For many people, “AI” conjures up sci-fi visions of autonomous robots — sometimes friendly, often hostile. For scientists and engineers meanwhile, AI is seen more concretely: as arrays of GPUs running complex multi-layer neural networks.
Both perspectives tend to overlook the fact that — just like with traditional manufacturing — today’s AI projects are being built to a large degree using old-fashioned manual labour.
Qin Jiao, 30, recently left her job in a call center to join the growing ranks of workers employed in AI-supporting “data processing” companies. Jiao’s task is manually labelling pictures, videos, and voice data.
The labeled data will be used by technology companies to train AI algorithms and models in areas of image recognition, speech recognition, and various other applications.
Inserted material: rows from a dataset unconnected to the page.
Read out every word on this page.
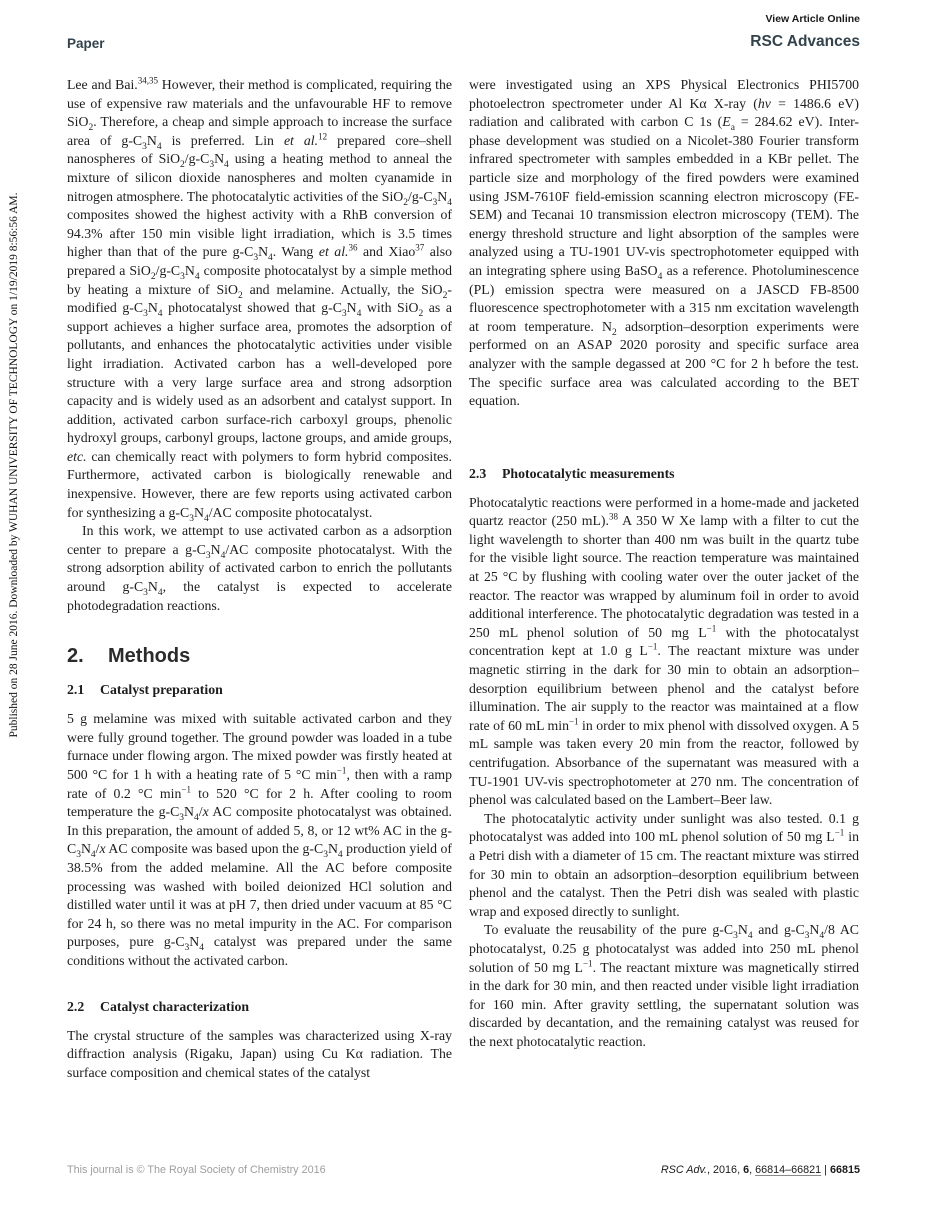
View Article Online
Paper	RSC Advances
Published on 28 June 2016. Downloaded by WUHAN UNIVERSITY OF TECHNOLOGY on 1/19/2019 8:56:56 AM.

Lee and Bai.$^{34,35}$ However, their method is complicated, requiring the use of expensive raw materials and the unfavourable HF to remove SiO$_2$. Therefore, a cheap and simple approach to increase the surface area of $g-C_3N_4$ is preferred. Lin et al.$^{12}$ prepared core–shell nanospheres of $SiO_2/g-C_3N_4$ using a heating method to anneal the mixture of silicon dioxide nanospheres and molten cyanamide in nitrogen atmosphere. The photocatalytic activities of the $SiO_2/g-C_3N_4$ composites showed the highest activity with a RhB conversion of 94.3% after 150 min visible light irradiation, which is 3.5 times higher than that of the pure $g-C_3N_4$. Wang et al.$^{36}$ and Xiao$^{37}$ also prepared a $SiO_2/g-C_3N_4$ composite photocatalyst by a simple method by heating a mixture of SiO$_2$ and melamine. Actually, the SiO$_2$-modified $g-C_3N_4$ photocatalyst showed that $g-C_3N_4$ with SiO$_2$ as a support achieves a higher surface area, promotes the adsorption of pollutants, and enhances the photocatalytic activities under visible light irradiation. Activated carbon has a well-developed pore structure with a very large surface area and strong adsorption capacity and is widely used as an adsorbent and catalyst support. In addition, activated carbon surface-rich carboxyl groups, phenolic hydroxyl groups, carbonyl groups, lactone groups, and amide groups, etc. can chemically react with polymers to form hybrid composites. Furthermore, activated carbon is biologically renewable and inexpensive. However, there are few reports using activated carbon for synthesizing a $g-C_3N_4/AC$ composite photocatalyst.

In this work, we attempt to use activated carbon as a adsorption center to prepare a $g-C_3N_4/AC$ composite photocatalyst. With the strong adsorption ability of activated carbon to enrich the pollutants around $g-C_3N_4$, the catalyst is expected to accelerate photodegradation reactions.

2. Methods
2.1 Catalyst preparation

5 g melamine was mixed with suitable activated carbon and they were fully ground together. The ground powder was loaded in a tube furnace under flowing argon. The mixed powder was firstly heated at 500 °C for 1 h with a heating rate of 5 °C $\min^{-1}$, then with a ramp rate of 0.2 °C $\min^{-1}$ to 520 °C for 2 h. After cooling to room temperature the $g-C_3N_4/x$ AC composite photocatalyst was obtained. In this preparation, the amount of added 5, 8, or 12 wt% AC in the $g-C_3N_4/x$ AC composite was based upon the $g-C_3N_4$ production yield of 38.5% from the added melamine. All the AC before composite processing was washed with boiled deionized HCl solution and distilled water until it was at pH 7, then dried under vacuum at 85 °C for 24 h, so there was no metal impurity in the AC. For comparison purposes, pure $g-C_3N_4$ catalyst was prepared under the same conditions without the activated carbon.

2.2 Catalyst characterization

The crystal structure of the samples was characterized using X-ray diffraction analysis (Rigaku, Japan) using Cu Kα radiation. The surface composition and chemical states of the catalyst

were investigated using an XPS Physical Electronics PHI5700 photoelectron spectrometer under Al Kα X-ray (hν = 1486.6 eV) radiation and calibrated with carbon C 1s ($E_a = 284.62$ eV). Inter-phase development was studied on a Nicolet-380 Fourier transform infrared spectrometer with samples embedded in a KBr pellet. The particle size and morphology of the fired powders were examined using JSM-7610F field-emission scanning electron microscopy (FE-SEM) and Tecanai 10 transmission electron microscopy (TEM). The energy threshold structure and light absorption of the samples were analyzed using a TU-1901 UV-vis spectrophotometer equipped with an integrating sphere using BaSO$_4$ as a reference. Photoluminescence (PL) emission spectra were measured on a JASCD FB-8500 fluorescence spectrophotometer with a 315 nm excitation wavelength at room temperature. $N_2$ adsorption–desorption experiments were performed on an ASAP 2020 porosity and specific surface area analyzer with the sample degassed at 200 °C for 2 h before the test. The specific surface area was calculated according to the BET equation.

2.3 Photocatalytic measurements

Photocatalytic reactions were performed in a home-made and jacketed quartz reactor (250 mL).$^{38}$ A 350 W Xe lamp with a filter to cut the light wavelength to shorter than 400 nm was built in the quartz tube for the visible light source. The reaction temperature was maintained at 25 °C by flushing with cooling water over the outer jacket of the reactor. The reactor was wrapped by aluminum foil in order to avoid additional interference. The photocatalytic degradation was tested in a 250 mL phenol solution of 50 mg $L^{-1}$ with the photocatalyst concentration kept at 1.0 g $L^{-1}$. The reactant mixture was under magnetic stirring in the dark for 30 min to obtain an adsorption–desorption equilibrium between phenol and the catalyst before illumination. The air supply to the reactor was maintained at a flow rate of 60 mL $\min^{-1}$ in order to mix phenol with dissolved oxygen. A 5 mL sample was taken every 20 min from the reactor, followed by centrifugation. Absorbance of the supernatant was measured with a TU-1901 UV-vis spectrophotometer at 270 nm. The concentration of phenol was calculated based on the Lambert–Beer law.

The photocatalytic activity under sunlight was also tested. 0.1 g photocatalyst was added into 100 mL phenol solution of 50 mg $L^{-1}$ in a Petri dish with a diameter of 15 cm. The reactant mixture was stirred for 30 min to obtain an adsorption–desorption equilibrium between phenol and the catalyst. Then the Petri dish was sealed with plastic wrap and exposed directly to sunlight.

To evaluate the reusability of the pure $g-C_3N_4$ and $g-C_3N_4/8$ AC photocatalyst, 0.25 g photocatalyst was added into 250 mL phenol solution of 50 mg $L^{-1}$. The reactant mixture was magnetically stirred in the dark for 30 min, and then reacted under visible light irradiation for 160 min. After gravity settling, the supernatant solution was discarded by decantation, and the remaining catalyst was reused for the next photocatalytic reaction.

This journal is © The Royal Society of Chemistry 2016	RSC Adv., 2016, 6, 66814–66821 | 66815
Generally speaking, the larger the dataset of accurately labeled data, the better the performance and the product.
A skilled worker like Jiao can process up to 40 images per day, provided she need only frame objects, label categories, and provide some context. However, if images of a building for example include complex architecture details, a worker’s labelling output can fall to 10 pictures per day.
Figure 1 : Picture shows a simple way of labelling
Jiao’s latest order involves labelling 60,000 pictures within a week. Normally, delivering an order of that volume would require more than 200 people working for seven days, but Jiao’s team numbers fewer than 100, some of whom have other projects to deal with.
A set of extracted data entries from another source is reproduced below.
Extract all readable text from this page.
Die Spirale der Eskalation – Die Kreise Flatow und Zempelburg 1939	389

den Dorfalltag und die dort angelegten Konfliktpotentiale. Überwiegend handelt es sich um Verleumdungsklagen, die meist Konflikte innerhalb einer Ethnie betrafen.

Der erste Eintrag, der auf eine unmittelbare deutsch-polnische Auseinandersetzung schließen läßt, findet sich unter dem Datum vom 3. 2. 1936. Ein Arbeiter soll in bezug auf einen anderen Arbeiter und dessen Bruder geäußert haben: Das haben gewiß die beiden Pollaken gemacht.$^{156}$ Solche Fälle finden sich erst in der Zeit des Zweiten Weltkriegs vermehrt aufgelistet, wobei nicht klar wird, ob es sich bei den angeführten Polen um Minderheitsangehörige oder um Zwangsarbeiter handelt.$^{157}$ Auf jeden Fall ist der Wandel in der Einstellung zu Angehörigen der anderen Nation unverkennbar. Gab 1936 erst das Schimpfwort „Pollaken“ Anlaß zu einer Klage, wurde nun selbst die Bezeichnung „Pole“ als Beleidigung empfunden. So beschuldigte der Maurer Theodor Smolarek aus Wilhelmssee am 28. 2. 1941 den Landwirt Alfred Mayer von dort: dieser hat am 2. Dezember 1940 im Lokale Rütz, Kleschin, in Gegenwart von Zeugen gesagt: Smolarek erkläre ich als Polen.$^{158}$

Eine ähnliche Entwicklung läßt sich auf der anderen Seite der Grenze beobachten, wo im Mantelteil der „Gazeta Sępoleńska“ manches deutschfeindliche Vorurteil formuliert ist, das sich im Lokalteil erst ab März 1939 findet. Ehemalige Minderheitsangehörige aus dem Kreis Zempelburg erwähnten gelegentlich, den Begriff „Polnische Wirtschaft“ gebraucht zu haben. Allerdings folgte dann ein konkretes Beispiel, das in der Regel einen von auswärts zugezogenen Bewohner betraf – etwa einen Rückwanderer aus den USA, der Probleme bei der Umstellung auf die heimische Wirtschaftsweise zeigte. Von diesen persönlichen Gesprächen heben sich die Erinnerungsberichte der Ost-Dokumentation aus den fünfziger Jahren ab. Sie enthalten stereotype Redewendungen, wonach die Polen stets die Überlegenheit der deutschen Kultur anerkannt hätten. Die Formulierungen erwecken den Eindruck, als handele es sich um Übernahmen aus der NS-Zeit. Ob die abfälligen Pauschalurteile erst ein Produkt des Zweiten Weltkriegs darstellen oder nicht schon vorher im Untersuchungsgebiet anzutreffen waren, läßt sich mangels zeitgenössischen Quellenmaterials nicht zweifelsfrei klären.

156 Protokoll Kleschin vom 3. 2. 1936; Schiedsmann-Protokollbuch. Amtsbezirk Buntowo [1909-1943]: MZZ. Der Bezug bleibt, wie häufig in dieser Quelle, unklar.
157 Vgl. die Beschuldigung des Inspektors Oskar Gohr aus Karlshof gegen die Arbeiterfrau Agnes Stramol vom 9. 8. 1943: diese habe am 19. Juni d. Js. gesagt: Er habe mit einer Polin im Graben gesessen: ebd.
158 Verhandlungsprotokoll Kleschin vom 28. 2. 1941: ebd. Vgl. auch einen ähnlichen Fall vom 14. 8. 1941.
“I may as well die on the spot,” sighs Jiao, “faced with delivering what I’m asked to.”
Even a set of 60,000 images seems small when compared to ImageNet, which has 15 million annotated images. Due to its size and open source access, ImageNet quickly became the first choice for image recognition research. Major researchers like Andrew Ng and Jeff Dean have used it.
But ImageNet has its own weaknesses — large label boxes, few labelling types, and a high error rate — which make it undesirable for training algorithm models.
AI companies require accurate data for specialized applications, and seemingly little things such as labelling and tagging demand accuracy. At present, only humans are up for the task.
For many start-ups recruiting engineers, “the ability to collect and label data” is now a prerequisite. The ability to obtain high-quality labelled data plays a key role in determining a company’s competitiveness.
Before professional data labelling companies appeared, crowdsourcing platforms were a low-cost solution to the AI market’s increasing demand for data. A well-known crowdsourcing data platform claims to have over 5,000 data labelling specialists, capable of handling more than 2 million images per day. Service is guaranteed to “provide good quality.” But is that reliable?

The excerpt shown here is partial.